The Very Reverend Sam Nii Nmai Ollenu, Head of the National Office, said the Council was, therefore, did not benefit in any way from the cancellation of examinations and appealed to all stakeholders to help stamp out malpractices.
Rev. Ollenu was speaking at a seminar held for 30 media practitioners in Accra, on Tuesday, to afford them the opportunity to get a deeper understanding of the mandate of WAEC.
Rev. Ollenu explained that whenever examinations were cancelled, WAEC had to find additional resources to conduct fresh examinations by bringing together examiners and obtain other logistics.
He said it was prudent for people to be worried when candidates cheated, adding that examination malpractices affected national development and lowered educational standards.
Rev. Ollenu explained that examination malpractices also bred social miscreants and poor ethical and moral values.
The Head of National Office WAEC, therefore, stressed the need to promote genuine academic attainment to propel national development.
He said it was also necessary for stakeholders to protect the integrity of Ghana's educational system and the credibility of certificates issued by the WAEC.
Rev Ollenu said though the national outfit continued to battle examination malpractices, Ghana would pick three Excellence Awards this year.
He recounted that the Governments over the years had invested so much in education, noting that more than 35 per cent of Ghana's Gross Domestic Product had been devoted to education.
This year, he said, the Government would absorb the examination fees of all candidates from public schools who would write the Basic Education Certificate Examination.
'It is imperative that we guard our resources so that they do not go to waste through examination malpractices,' he advised.
Mr Carter Kofi Osafo, the Acting Head, Test Development Division, WAEC, who gave statistics of examination malpractices, stated that last year, 13,793 candidates were involved in examination malpractices.
In 2016, and the previous year, 11,936 candidates and 12,746 candidates respectively, were involved in malpractices.
Mr Osafo explained that examination malpractices involved seeking assistance, using exhibits such as smart phones and watches and using of handkerchiefs.
In view of this, he said, WAEC had embarked on rigorous education through the print and electronic media to halt examination malpractices.
The Council, he said, had also synchronised the times for starting all examinations in addition to using metal detectors to screen candidates.
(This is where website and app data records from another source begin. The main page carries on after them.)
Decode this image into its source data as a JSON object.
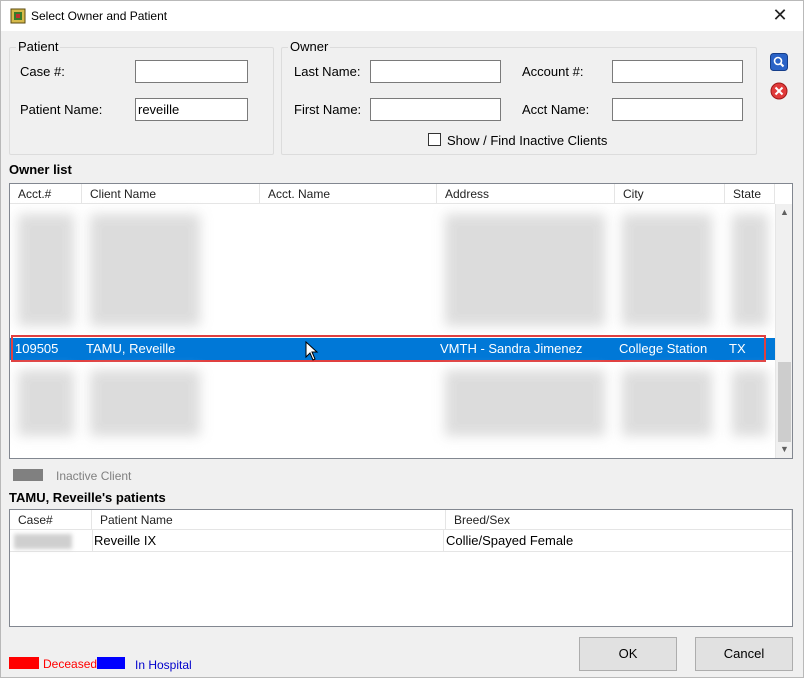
{
  "window": {
    "title": "Select Owner and Patient"
  },
  "patient_group": {
    "legend": "Patient",
    "case_label": "Case #:",
    "case_value": "",
    "name_label": "Patient Name:",
    "name_value": "reveille"
  },
  "owner_group": {
    "legend": "Owner",
    "last_name_label": "Last Name:",
    "last_name_value": "",
    "first_name_label": "First Name:",
    "first_name_value": "",
    "account_label": "Account #:",
    "account_value": "",
    "acct_name_label": "Acct Name:",
    "acct_name_value": "",
    "inactive_checkbox_label": "Show / Find Inactive Clients",
    "inactive_checked": false
  },
  "side_buttons": {
    "search_icon": "magnifier-icon",
    "clear_icon": "red-x-icon"
  },
  "owner_list": {
    "title": "Owner list",
    "columns": [
      "Acct.#",
      "Client Name",
      "Acct. Name",
      "Address",
      "City",
      "State"
    ],
    "selected_row": {
      "acct": "109505",
      "client_name": "TAMU, Reveille",
      "acct_name": "",
      "address": "VMTH - Sandra Jimenez",
      "city": "College Station",
      "state": "TX"
    }
  },
  "inactive_legend": {
    "label": "Inactive Client",
    "color": "#808080"
  },
  "patients": {
    "title": "TAMU, Reveille's patients",
    "columns": [
      "Case#",
      "Patient Name",
      "Breed/Sex"
    ],
    "rows": [
      {
        "case": "",
        "name": "Reveille IX",
        "breed_sex": "Collie/Spayed Female"
      }
    ]
  },
  "status_legend": {
    "deceased_label": "Deceased",
    "deceased_color": "#ff0000",
    "hospital_label": "In Hospital",
    "hospital_color": "#0000ff"
  },
  "buttons": {
    "ok": "OK",
    "cancel": "Cancel"
  },
  "colors": {
    "selection": "#0078d7",
    "highlight_border": "#e04040"
  }
}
WAEC, Mr Osafo said, had also published the names of schools involved in the act as well as engaged the services of the National Security and private investigators to track and prosecute offenders.
It had also expanded the use of CCTV cameras in examination centres.
Mrs Wendy E. Addy-Lamptey, Head, National Exams Administration Department, said in 2015 WAEC introduced the use of the Item Differentia Profile Software to identify deviation and cheating.
In her presentation, Mrs Addy-Lamptey said the Western Region topped in examination malpractices and the Brong Ahafo and Upper East Region took the second and third positions respectively.